The eventual roundabout design owed much more to local politics and local involvement than it did to traffic management and makes quite an interesting story. A bypass for Worksop was first proposed back in 1925, but detailed work on the final scheme doesn’t seem to have been taken in hand until 1974 or early 1975. It certainly didn’t feature in the sales pitch for 176 Newcastle Avenue, which I was looking to buy when I moved to Worksop in the summer of that year, resulting in the following conversational brick being dropped on my foot when I mentioned the location to my boss.

Him: “What about the bypass?” Me: “What bypass?”

However, a quick visit to the council was reassuring, because only a small roundabout was proposed at that time, so I went ahead with the purchase.

It was the Labour council’s proposal for a vast council estate at the back of Mansfield Road that upset things.

All political parties go in for this sort of gerrymandering when they think they can get away with it and the Conservative councillor for the area, Bernard Simcox, was justifiably and volubly upset.

However, the council changed hands before this development could take effect and the new administration gave Geoff Beard, who farmed the land at the back of Mansfield Road, planning permission for private development with the results we see today.

Somewhere in the process the fire department got involved and pointed out the existing access to the rear of Mansfield Road was wholly inadequate for this sort of development and there should also be access onto the roundabout.

This meant the original small roundabout would be greatly expanded.
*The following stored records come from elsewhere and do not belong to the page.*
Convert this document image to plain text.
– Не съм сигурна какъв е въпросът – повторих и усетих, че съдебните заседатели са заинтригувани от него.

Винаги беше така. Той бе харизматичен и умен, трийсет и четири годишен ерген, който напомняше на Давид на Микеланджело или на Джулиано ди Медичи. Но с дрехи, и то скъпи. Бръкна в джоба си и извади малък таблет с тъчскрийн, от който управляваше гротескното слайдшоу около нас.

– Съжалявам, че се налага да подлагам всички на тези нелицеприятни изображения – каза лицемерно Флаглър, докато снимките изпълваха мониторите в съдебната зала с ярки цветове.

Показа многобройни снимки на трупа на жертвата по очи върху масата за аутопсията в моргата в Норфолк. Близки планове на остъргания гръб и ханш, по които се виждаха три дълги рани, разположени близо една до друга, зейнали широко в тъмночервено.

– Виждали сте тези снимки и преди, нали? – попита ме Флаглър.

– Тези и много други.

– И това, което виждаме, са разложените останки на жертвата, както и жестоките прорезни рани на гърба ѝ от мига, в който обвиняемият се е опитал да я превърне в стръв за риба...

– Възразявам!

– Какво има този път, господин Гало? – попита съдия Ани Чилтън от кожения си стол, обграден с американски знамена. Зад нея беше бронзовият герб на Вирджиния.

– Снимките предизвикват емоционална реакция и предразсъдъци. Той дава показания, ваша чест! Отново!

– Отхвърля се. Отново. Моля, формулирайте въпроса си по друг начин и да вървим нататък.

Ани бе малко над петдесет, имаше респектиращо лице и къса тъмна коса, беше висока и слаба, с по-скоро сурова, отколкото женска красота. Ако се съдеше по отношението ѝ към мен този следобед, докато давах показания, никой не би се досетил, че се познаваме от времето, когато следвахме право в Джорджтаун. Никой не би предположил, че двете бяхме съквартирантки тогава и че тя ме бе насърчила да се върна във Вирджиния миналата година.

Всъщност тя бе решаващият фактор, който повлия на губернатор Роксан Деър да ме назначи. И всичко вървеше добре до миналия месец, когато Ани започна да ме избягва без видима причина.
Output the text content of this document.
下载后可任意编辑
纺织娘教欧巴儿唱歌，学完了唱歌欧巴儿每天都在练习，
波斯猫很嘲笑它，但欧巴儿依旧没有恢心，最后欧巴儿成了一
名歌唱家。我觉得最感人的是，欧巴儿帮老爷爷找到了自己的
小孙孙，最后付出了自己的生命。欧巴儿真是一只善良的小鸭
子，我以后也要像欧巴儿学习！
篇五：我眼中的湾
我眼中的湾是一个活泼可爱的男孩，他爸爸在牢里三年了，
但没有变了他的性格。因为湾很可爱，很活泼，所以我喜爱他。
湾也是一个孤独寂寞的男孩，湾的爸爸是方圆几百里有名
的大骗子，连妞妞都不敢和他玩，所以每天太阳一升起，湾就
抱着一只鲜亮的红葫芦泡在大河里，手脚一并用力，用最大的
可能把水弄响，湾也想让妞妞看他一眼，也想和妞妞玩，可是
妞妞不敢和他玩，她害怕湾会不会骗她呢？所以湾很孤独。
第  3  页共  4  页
As well as farming, the Beards had also owned land on Newcastle Avenue, as well as the mill and millhouse. Mr Beard had used some of the land to open a caravan site, which had to get retrospective planning approval. The original design for the roundabout hadn’t really affected the site. However, the new one certainly did, slicing off about a third of it. Geoff’s solution was to relocate the site to land around the back of the almshouses, overlooking them and 176/8 Newcastle Avenue, with access through the allotments. I think I met more of my neighbours that week than in the previous couple of years. We all objected to this and the council planners came up with a solution that kept everyone happy, which is why the alignment of Newcastle Avenue is diverted slightly so that access to the caravan site is off the remnants of the old road, which also serves the Mill House, now a pub. That sorted the roundabout problems out for us, but not the traffic problems, unfortunately, because while the heavyweight traffic uses the bypass, some genius diverted all the lighter traffic onto Newcastle Avenue, which is the first place where Worksop is actually signposted. So the easiest and cheapest way of alleviating the traffic at the roundabout would be to signpost Worksop, or at least Worksop North at the top of the bypass, which might encourage traffic from Sheffield to head into town along Gateford Road, as it used to.